Government agencies were hit with more freedom of information lawsuits in 2014 than in any year since at least 2001, said Greg Munno, assistant research professor at Syracuse University’s Newhouse School of Public Communications. Syracuse provides research support for the FOIA Project, an effort to document government compliance with the transparency law.
Munno said his research team counted 422 suits in 2014, the highest number since the FOIA Project began tracking them.
“It looks like there has been a trend of a higher number of lawsuits under Obama than under Bush, although there’s a lot of fluctuation year to year,” Munno told the Examiner.
He said the spike could be the result of a number of factors, from “frustration” with the law to natural variations in activity.
While news outlets and advocacy groups filed many of the FOIA lawsuits — with Judicial Watch topping that list with 34 cases — “the majority of people that brought suits in 2014 were just individuals,” Munno said.
Sean Moulton, director of open government policy at the Center for Effective Government, said obstacles to getting records through FOIA requests begin long before an agency has the chance to block them itself.
Moulton said many rejected requests stem from confusion over which agency to contact and a lack of clarity about what documents the requester is seeking.
Despite the setback at the end of the 113th Congress, transparency advocates on both sides of the aisle in Congress will be back in 2015.
“The FOIA Improvement Act will help open the government to all Americans by placing an emphasis on openness and transparency, rather than allowing agencies simply to hide behind exemptions,” Sens. John Cornyn, R-Texas, and Patrick Leahy, D-Vt., said in a joint statement following the bill’s passage. They are expected to reintroduce the bill in the 114th Congress.
The House version of the FOIA Improvement Act was co-sponsored by Rep. Darrell Issa, chairman of the House Committee on Oversight and Government Reform, and Rep. Elijah Cummings, D-Md., the committee’s ranking minority member.
The failed legislation would have required agencies to publish any records subject to FOIA that have been requested three or more times.

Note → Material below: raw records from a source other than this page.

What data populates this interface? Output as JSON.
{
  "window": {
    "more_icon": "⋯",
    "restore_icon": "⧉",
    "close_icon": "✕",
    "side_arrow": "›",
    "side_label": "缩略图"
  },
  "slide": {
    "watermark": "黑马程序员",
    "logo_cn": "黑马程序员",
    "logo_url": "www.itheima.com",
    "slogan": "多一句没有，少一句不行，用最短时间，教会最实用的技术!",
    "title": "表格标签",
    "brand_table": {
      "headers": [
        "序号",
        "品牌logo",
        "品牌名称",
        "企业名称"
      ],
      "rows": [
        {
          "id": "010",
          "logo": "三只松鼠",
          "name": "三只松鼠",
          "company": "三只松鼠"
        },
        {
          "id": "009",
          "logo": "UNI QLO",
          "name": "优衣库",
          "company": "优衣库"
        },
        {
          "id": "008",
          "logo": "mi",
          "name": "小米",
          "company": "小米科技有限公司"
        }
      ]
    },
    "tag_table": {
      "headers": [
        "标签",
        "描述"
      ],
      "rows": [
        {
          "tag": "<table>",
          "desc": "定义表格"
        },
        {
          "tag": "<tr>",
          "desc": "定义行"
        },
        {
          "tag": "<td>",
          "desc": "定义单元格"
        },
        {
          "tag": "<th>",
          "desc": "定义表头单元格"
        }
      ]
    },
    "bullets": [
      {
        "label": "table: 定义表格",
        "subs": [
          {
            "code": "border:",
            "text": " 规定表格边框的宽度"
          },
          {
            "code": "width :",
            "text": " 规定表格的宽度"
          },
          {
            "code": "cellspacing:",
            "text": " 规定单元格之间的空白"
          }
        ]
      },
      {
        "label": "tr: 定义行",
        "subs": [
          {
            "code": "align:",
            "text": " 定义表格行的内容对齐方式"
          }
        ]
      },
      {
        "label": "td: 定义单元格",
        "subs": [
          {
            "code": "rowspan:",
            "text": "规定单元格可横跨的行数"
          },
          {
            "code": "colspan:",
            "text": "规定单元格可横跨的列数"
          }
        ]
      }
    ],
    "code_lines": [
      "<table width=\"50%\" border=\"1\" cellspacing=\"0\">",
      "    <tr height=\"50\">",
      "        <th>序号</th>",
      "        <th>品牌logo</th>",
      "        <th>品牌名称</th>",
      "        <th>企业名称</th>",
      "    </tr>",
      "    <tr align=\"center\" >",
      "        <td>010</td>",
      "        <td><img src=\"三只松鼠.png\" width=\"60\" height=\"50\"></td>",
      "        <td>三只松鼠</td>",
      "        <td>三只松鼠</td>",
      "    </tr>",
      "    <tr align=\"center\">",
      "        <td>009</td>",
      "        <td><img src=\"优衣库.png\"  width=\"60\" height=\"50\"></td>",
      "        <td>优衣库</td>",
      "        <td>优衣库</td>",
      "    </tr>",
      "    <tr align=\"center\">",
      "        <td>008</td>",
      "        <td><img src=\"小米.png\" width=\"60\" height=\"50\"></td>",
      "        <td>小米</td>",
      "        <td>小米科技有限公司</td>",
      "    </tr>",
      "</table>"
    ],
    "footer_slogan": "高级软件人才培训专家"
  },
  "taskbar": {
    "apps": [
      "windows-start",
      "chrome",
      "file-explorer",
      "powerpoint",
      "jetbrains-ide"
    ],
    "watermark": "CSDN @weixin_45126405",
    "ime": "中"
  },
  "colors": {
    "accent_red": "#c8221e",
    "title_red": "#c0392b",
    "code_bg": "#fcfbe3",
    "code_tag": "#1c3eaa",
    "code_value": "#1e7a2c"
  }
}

It would have barred agencies from charging fees if they didn’t fulfill requests within the law’s 20-day deadline for standard requests, although some could take much longer.
The bill would have also narrowed the scope of records that fall within existing exemptions, which agencies often interpret broadly.
Moulton cited the White House’s failure to support the reform bill as one of the year’s most telling examples of government secrecy.
“The main parts of the bill really just set into law policies this administration put out in guidance,” he said.
He was referring to President Obama’s promise soon after taking office in 2009 that his would be “the most transparent administration in history.” Obama had also instructed executive branch agencies to employ “a presumption of disclosure” when responding to FOIA requests.